The Long Trail runs through the town, crossing the main highway at the lower section. Three camps: French, Barrows, and Parker are located on the trail within the town and can accommodate from eight to twelve people.
Johnson was granted February 27, 1782, and chartered to WilliamSamuel Johnson, Reverend Jonathan Edwards, Charles Chauncey, and others on January 2, 1792.
According to the Historical Records Survey: "The town is believed to have taken its name from William Samuel Johnson, who had represented Connecticut in London and who later became the first president of Columbia College. Reverend Jonathan Edwards was the second son of the distinguished divine of that name and became the second president of Union College. Charles Chancy (Chauncey) was for sixty years pastor of the First Church of Boston."
According to an early history of Johnson: "The township, containing 23,040 acres, was first granted to a man by the name of Joseph Brown, who was one of the first settlers of the town of Jericho, some time previous to the year 1780. He caused the outlines to be surveyed, commenced the allotment in the eastern part of the town, and gave it the name of Brownington."
Samuel Eaton, the first town settler with his large family traveled seventy miles through the wilderness, his horse carrying all of their possessions. He was guided only by the trees which he and his co-pioneers had previously blazed during the French War, (before the reduction of Canada by the British). Mr. Eaton from Peirpont, New Hampshire, was enlisted in the American Army under Colonel Beedle and frequently passed through this country. The farm on which he settled, upon arriving in Johnson in 1784, is the farm known at present as the Carroll Manchester Farm, part of the farm being in the town of Cambridge and part being in Johnson. Here for some time he and his family depended on hunting and fishing for their food. The year following his arrival, a family by the name of McConnell, and others from New Hampshire (Samuel Roger Miller, who was elected assessor at the first town meeting March 4, 1789, McDaniels, Mills, Simons, Smith, and Greggs) arrived and began a regular settlement.

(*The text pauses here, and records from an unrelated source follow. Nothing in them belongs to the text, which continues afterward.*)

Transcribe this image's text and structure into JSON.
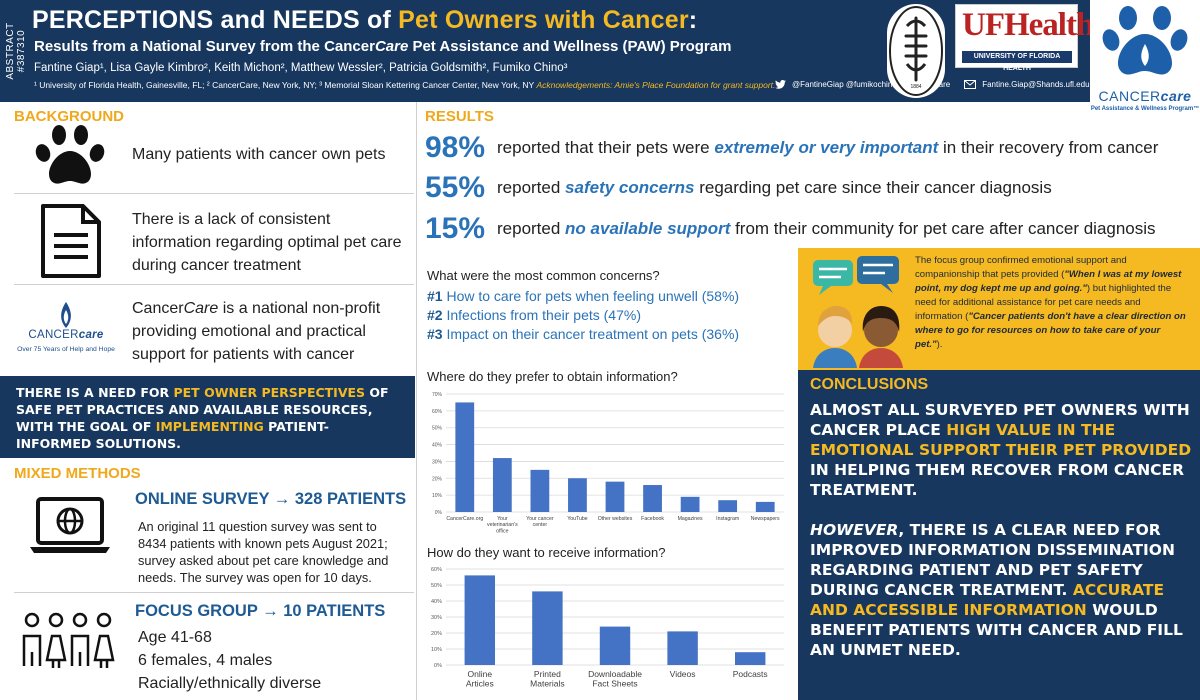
{
  "header": {
    "abstract": "ABSTRACT #387310",
    "title_a": "PERCEPTIONS and NEEDS of ",
    "title_b": "Pet Owners with Cancer",
    "title_c": ":",
    "subtitle_a": "Results from a National Survey from the Cancer",
    "subtitle_b": "Care",
    "subtitle_c": " Pet Assistance and Wellness (PAW) Program",
    "authors": "Fantine Giap¹, Lisa Gayle Kimbro², Keith Michon², Matthew Wessler², Patricia Goldsmith², Fumiko Chino³",
    "affiliations": "¹ University of Florida Health, Gainesville, FL; ² CancerCare, New York, NY; ³ Memorial Sloan Kettering Cancer Center, New York, NY",
    "acknowledgements": "Acknowledgements: Amie's Place Foundation for grant support.",
    "twitter": "@FantineGiap @fumikochino @CancerCare",
    "email": "Fantine.Giap@Shands.ufl.edu",
    "msk_year": "1884",
    "ufhealth": "UFHealth",
    "ufhealth_sub": "UNIVERSITY OF FLORIDA HEALTH",
    "cc_logo_a": "CANCER",
    "cc_logo_b": "care",
    "cc_logo_sub": "Pet Assistance & Wellness Program™"
  },
  "background": {
    "heading": "BACKGROUND",
    "item1": "Many patients with cancer own pets",
    "item2": "There is a lack of consistent information regarding optimal pet care during cancer treatment",
    "item3_a": "Cancer",
    "item3_b": "Care",
    "item3_c": " is a national non-profit providing emotional and practical support for patients with cancer",
    "cc_logo_a": "CANCER",
    "cc_logo_b": "care",
    "cc_logo_tag": "Over 75 Years of Help and Hope"
  },
  "need": {
    "a": "THERE IS A NEED FOR ",
    "b": "PET OWNER PERSPECTIVES",
    "c": " OF SAFE PET PRACTICES AND AVAILABLE RESOURCES, WITH THE GOAL OF ",
    "d": "IMPLEMENTING",
    "e": " PATIENT-INFORMED SOLUTIONS."
  },
  "methods": {
    "heading": "MIXED METHODS",
    "survey_head": "ONLINE SURVEY → 328 PATIENTS",
    "survey_text": "An original 11 question survey was sent to 8434 patients with known pets August 2021; survey asked about pet care knowledge and needs. The survey was open for 10 days.",
    "focus_head": "FOCUS GROUP → 10 PATIENTS",
    "focus_l1": "Age 41-68",
    "focus_l2": "6 females, 4 males",
    "focus_l3": "Racially/ethnically diverse"
  },
  "results": {
    "heading": "RESULTS",
    "stats": [
      {
        "pct": "98%",
        "pre": "reported that their pets were ",
        "em": "extremely or very important",
        "post": " in their recovery from cancer"
      },
      {
        "pct": "55%",
        "pre": "reported ",
        "em": "safety concerns",
        "post": " regarding pet care since their cancer diagnosis"
      },
      {
        "pct": "15%",
        "pre": "reported ",
        "em": "no available support",
        "post": " from their community for pet care after cancer diagnosis"
      }
    ],
    "concerns_q": "What were the most common concerns?",
    "concerns": [
      {
        "num": "#1",
        "text": " How to care for pets when feeling unwell (58%)"
      },
      {
        "num": "#2",
        "text": " Infections from their pets (47%)"
      },
      {
        "num": "#3",
        "text": " Impact on their cancer treatment on pets (36%)"
      }
    ],
    "obtain_q": "Where do they prefer to obtain information?",
    "receive_q": "How do they want to receive information?"
  },
  "focus_quote": {
    "a": "The focus group confirmed emotional support and companionship that pets provided (",
    "b": "\"When I was at my lowest point, my dog kept me up and going.\"",
    "c": ") but highlighted the need for additional assistance for pet care needs and information (",
    "d": "\"Cancer patients don't have a clear direction on where to go for resources on how to take care of your pet.\"",
    "e": ")."
  },
  "conclusions": {
    "heading": "CONCLUSIONS",
    "p1_a": "ALMOST ALL SURVEYED PET OWNERS WITH CANCER PLACE ",
    "p1_b": "HIGH VALUE IN THE EMOTIONAL SUPPORT THEIR PET PROVIDED",
    "p1_c": " IN HELPING THEM RECOVER FROM CANCER TREATMENT.",
    "p2_a": "HOWEVER",
    "p2_b": ", THERE IS A CLEAR NEED FOR IMPROVED INFORMATION DISSEMINATION REGARDING PATIENT AND PET SAFETY DURING CANCER TREATMENT. ",
    "p2_c": "ACCURATE AND ACCESSIBLE INFORMATION",
    "p2_d": " WOULD BENEFIT PATIENTS WITH CANCER AND FILL AN UNMET NEED."
  },
  "colors": {
    "navy": "#17375e",
    "gold": "#f5b921",
    "orange": "#f0a81c",
    "blue": "#2a73b8",
    "bar": "#4472c4"
  },
  "chart_data": [
    {
      "type": "bar",
      "title": "Where do they prefer to obtain information?",
      "categories": [
        "CancerCare.org",
        "Your veterinarian's office",
        "Your cancer center",
        "YouTube",
        "Other websites",
        "Facebook",
        "Magazines",
        "Instagram",
        "Newspapers"
      ],
      "values": [
        65,
        32,
        25,
        20,
        18,
        16,
        9,
        7,
        6
      ],
      "ylim": [
        0,
        70
      ],
      "yticks": [
        "0%",
        "10%",
        "20%",
        "30%",
        "40%",
        "50%",
        "60%",
        "70%"
      ],
      "grid": true
    },
    {
      "type": "bar",
      "title": "How do they want to receive information?",
      "categories": [
        "Online Articles",
        "Printed Materials",
        "Downloadable Fact Sheets",
        "Videos",
        "Podcasts"
      ],
      "values": [
        56,
        46,
        24,
        21,
        8
      ],
      "ylim": [
        0,
        60
      ],
      "yticks": [
        "0%",
        "10%",
        "20%",
        "30%",
        "40%",
        "50%",
        "60%"
      ],
      "grid": true
    }
  ]
}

At the first approach of winter, and in view of the scarcity of provisions, Aaron Smith accompanied his wife Hitty and child Samuel Johnson (the first child to be born in Johnson, February 12, 1789, and only a few months old at this time) to the Onion River(Winooski). Mrs. Smith and child traveled alone and on foot to Bennington where they spent the winter with friends.
Surveys state that: "A survey of the town lines was made in 1786 and was attested by James Whitelaw as surveyor general in 1795. The town was lotted in two divisions. The first division was of 300-acre lots. This left a strip adjoining the now defunct town of Sterling amounting to 19 acres to each right. The boundaries of Johnson were changed in 1855 by the annexation of a part of the town of Sterling. The annexation was approved by the town in 1856."
The spirit of the first settlers is embodied in many tales of their sacrifice and achievements. The wives and daughters were full fledged partners with their "men folk," working and being content with the necessities of life. Johnsonians have a heritage of which they may well be proud.